Kembali pada persoalan utama, pemerintah Cina menekankan bahwa posisi dan proposisi Cina mematuhi hukum internasional, termasuk United Nations Convention for the Law of the Sea (UNCLOS) hukum laut internasional).”Jadi apakah pihak Indonesia menerimanya atau tidak, tidak ada yang akan mengubah fakta objektif bahwa Cina memiliki hak dan kepentingan atas perairan yang relevan (relevant waters),” tambah Geng.
“Apa yang disebut putusan arbitrase Laut Cina Selatan itu ilegal, batal berdasarkan hukum, dan kami telah lama menegaskan bahwa Cina tidak menerima atau mengakui hal itu. Pihak Cina dengan tegas menentang negara, organisasi atau individu mana pun yang menggunakan putusan arbitrase yang tidak sah untuk merugikan kepentingan Cina,” katanya.

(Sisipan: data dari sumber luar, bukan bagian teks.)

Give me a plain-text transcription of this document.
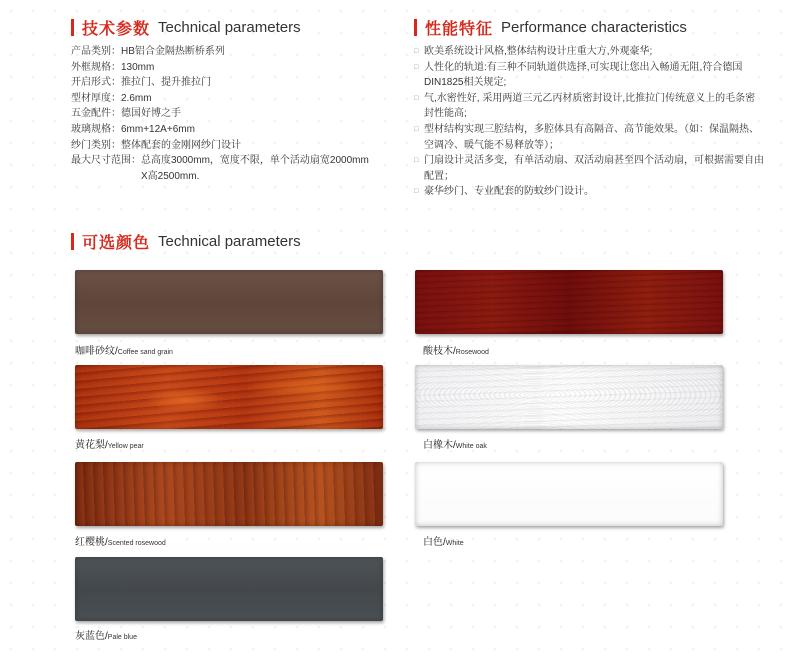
技术参数 Technical parameters
产品类别：HB铝合金隔热断桥系列
外框规格：130mm
开启形式：推拉门、提升推拉门
型材厚度：2.6mm
五金配件：德国好博之手
玻璃规格：6mm+12A+6mm
纱门类别：整体配套的金刚网纱门设计
最大尺寸范围：总高度3000mm，宽度不限，单个活动扇宽2000mm
X高2500mm.
性能特征 Performance characteristics
□ 欧美系统设计风格,整体结构设计庄重大方,外观豪华;
□ 人性化的轨道:有三种不同轨道供选择,可实现让您出入畅通无阻,符合德国DIN1825相关规定;
□ 气,水密性好, 采用两道三元乙丙材质密封设计,比推拉门传统意义上的毛条密封性能高;
□ 型材结构实现三腔结构，多腔体具有高隔音、高节能效果。（如：保温隔热、空调冷、暖气能不易释放等）；
□ 门扇设计灵活多变，有单活动扇、双活动扇甚至四个活动扇，可根据需要自由配置；
□ 豪华纱门、专业配套的防蚊纱门设计。
可选颜色 Technical parameters
咖啡砂纹/Coffee sand grain
黄花梨/Yellow pear
红樱桃/Scented rosewood
灰蓝色/Pale blue
酸枝木/Rosewood
白橡木/White oak
白色/White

Kasus ini bermula kala kapal pencari ikan dan coast guard milik China berlayar di kawasan perairan Natuna yang berdasarkan Konvensi United Nations Convention on The Law of The Sea (UNCLOS) 1982 masuk dalam ZEE Indonesia. Demi menjaga keamanan, TNI dan Badan Keamanan Laut (Bakamla) RI terus disiagakan di Perairan Natuna yang masuk dalam Provinsi Riau untuk memantau kondisi di sana.